Can I have it in Jamaicas please.
http://news.nationalgeographic.com/news/2009/04/090406-ice-shelf-collapse-picture.html
@ ravenviz
Sorry, no. As the El Reg Standards Soviet declared, here are the relevant units:
http://www.theregister.co.uk/Design/page/reg-standards-converter.html
However, one Jamaica is 0,53 Wales(es?) or 0,0047 Democratic Republics of Congo.
Imperial measurements
In Belgium they might consider Congos to be an imperial measurement
"NASA boffins, staring into the Sun..."
Every 5 year old knows not to stare directly into the Sun.
Which USA?
Is that all the states, the continental states, or the contiguous states?

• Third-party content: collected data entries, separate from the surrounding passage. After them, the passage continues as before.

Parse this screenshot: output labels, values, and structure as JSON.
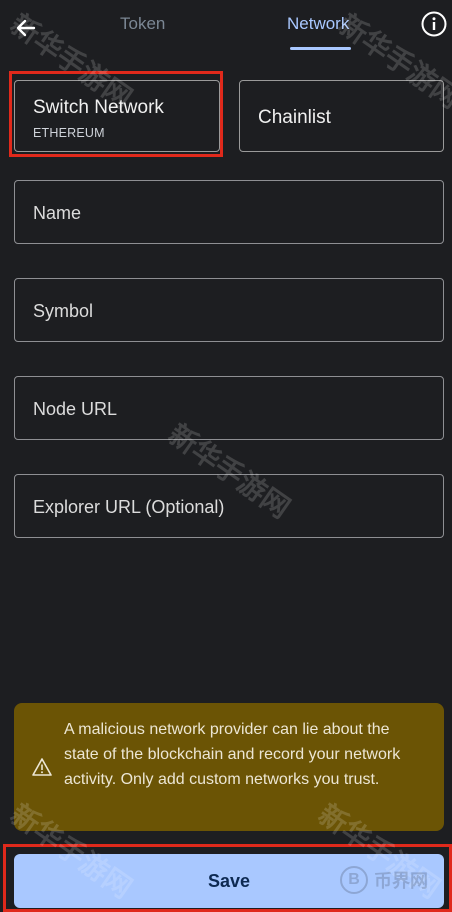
{
  "header": {
    "back_icon": "arrow-left-icon",
    "tabs": [
      {
        "label": "Token",
        "active": false
      },
      {
        "label": "Network",
        "active": true
      }
    ],
    "info_icon": "info-icon",
    "accent": "#a9c8ff"
  },
  "network_switch": {
    "title": "Switch Network",
    "current": "ETHEREUM"
  },
  "chainlist_label": "Chainlist",
  "fields": {
    "name": "Name",
    "symbol": "Symbol",
    "node_url": "Node URL",
    "explorer_url": "Explorer URL (Optional)"
  },
  "warning": {
    "icon": "warning-triangle-icon",
    "text": "A malicious network provider can lie about the state of the blockchain and record your network activity. Only add custom networks you trust.",
    "background": "#6b5405"
  },
  "save_label": "Save",
  "highlight_color": "#e0291b",
  "watermarks": {
    "site_text": "新华手游网",
    "logo_glyph": "B",
    "logo_text": "币界网"
  }
}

for an older photo of this sort of thing
http://www.b3ta.com/board/2219607
"Moving at 6-14Km/s"
or roughly M17-M42
Sadly if it's density is *anything* like most plasmas you'd need a board the size of truck to surf it (assuming the radiation didn't cook you first)
One thing about space weather, it's *huge*.
Surfs up.
28G
Means our surfer will weigh in at about 4.5 Mini coopers, quite the handicap for even the most adept of plasma surfers.
Also
moving at 6-14kms might make Clidro's a bit tricky. Won't have to worry about any super-sonic handling anomolies, as there won't be any air.
That and it'll be a tad warmer and brighter than you'd be used to. And radioactive.